I point this phenomenon out because, for the first time in many years NASCAR’s car count looks extremely healthy. There’s 44 full-time teams, plus a handful of part-timers intent on running the distance this season. But along with those numbers comes a clear-cut line between rich and poor; the middle class in Cup racing is all but eliminated. And if teams like Front Row Motorsports, BK Racing, etc. can’t come within a whisker of their rivals at Daytona, what is it going to be like at Phoenix? Las Vegas? You have to sit there thinking even the new playoff format, where taking major risks for wins is openly encouraged won’t help them get on the radar screen. It’s hard to take that fuel mileage gamble, of course when you’re already four laps down…
That makes it hard to believe that teams like BK are sustainable over the long-term. You can only run 35th, every week before financially people start thinking of bailing. In a year with so much change, I find it ironic that perhaps the one thing that does need to shift – Sprint Cup’s entrenched power structure at the top – appears incapable of being toppled, even at the restrictor plate tracks.
Did You Notice?… Quick hits before we take off…

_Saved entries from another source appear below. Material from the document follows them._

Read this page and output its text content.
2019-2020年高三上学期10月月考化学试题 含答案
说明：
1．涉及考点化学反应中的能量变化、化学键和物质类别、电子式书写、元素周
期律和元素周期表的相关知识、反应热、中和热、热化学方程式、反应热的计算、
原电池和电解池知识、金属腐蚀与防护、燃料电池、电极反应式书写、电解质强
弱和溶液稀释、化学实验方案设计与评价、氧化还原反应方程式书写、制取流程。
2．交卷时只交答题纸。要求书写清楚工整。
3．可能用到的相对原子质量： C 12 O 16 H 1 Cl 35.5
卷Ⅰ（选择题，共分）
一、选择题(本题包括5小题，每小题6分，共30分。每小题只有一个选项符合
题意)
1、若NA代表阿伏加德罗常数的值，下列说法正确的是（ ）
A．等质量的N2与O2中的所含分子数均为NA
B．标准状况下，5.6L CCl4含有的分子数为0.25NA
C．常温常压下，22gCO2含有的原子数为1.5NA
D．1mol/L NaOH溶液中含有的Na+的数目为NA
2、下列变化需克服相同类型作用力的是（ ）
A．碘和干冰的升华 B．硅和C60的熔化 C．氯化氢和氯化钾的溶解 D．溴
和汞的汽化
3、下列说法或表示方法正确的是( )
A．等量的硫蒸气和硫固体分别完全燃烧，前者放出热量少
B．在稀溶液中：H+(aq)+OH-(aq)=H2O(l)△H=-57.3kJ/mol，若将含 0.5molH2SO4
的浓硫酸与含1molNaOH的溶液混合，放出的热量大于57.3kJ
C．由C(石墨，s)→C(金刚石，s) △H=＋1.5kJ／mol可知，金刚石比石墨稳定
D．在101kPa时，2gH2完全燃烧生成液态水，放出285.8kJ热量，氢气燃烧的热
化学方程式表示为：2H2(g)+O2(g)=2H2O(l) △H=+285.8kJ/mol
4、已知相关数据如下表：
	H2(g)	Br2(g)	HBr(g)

- NASCAR has done its best to keep Daytona in the news between Sunday and Wednesday. The Battle of the Beach races are designed to keep fans engaged. But after weak crowds on the weekend, minimizing attendance for the minor league races you wonder how much longer this experiment’s going to last. Why not condense the whole schedule somewhat, like the Indy 500 to make sure there’s less “dead time?” At the very least, why not consider putting the Sprint Unlimited back on Sunday… either before Cup Series qualifying or right after it. When televised on FOX (the big channel), it was the exhibition race that consistently earned twice the ratings one-car qualifying ever would. Banishing that to FOX Sports 1, in favor of hyping up a long, three-hour session of pole runs was confusing at best, a poor decision at worst.
Pole day isn’t bubble day for Indy… only 2 of the 43 spots get locked in the field. With so much movement within plate races anyway, where you start is irrelevant and no underdog in danger of missing the event will take the pole. The whole situation could use a revamp.
- Can someone explain to me why NASCAR forces teams who blow engines before Thursday’s qualifying races to start at the rear of the 500 field? Speedweeks is a special case, with so many more practice sessions and a 150-mile event before the big race. You’d think they would have the rule tweaked so that, at the very least you don’t get penalized until you blow an engine after the Duels.
One could argue, especially in Tony Stewart and Danica Patrick’s cases they have absolutely no reason to race in the Duels. They’re in the 500 anyway, barring a major catastrophe and the starting position they’re trying to earn will be totally irrelevant. This NASCAR rule is one that makes absolutely no sense.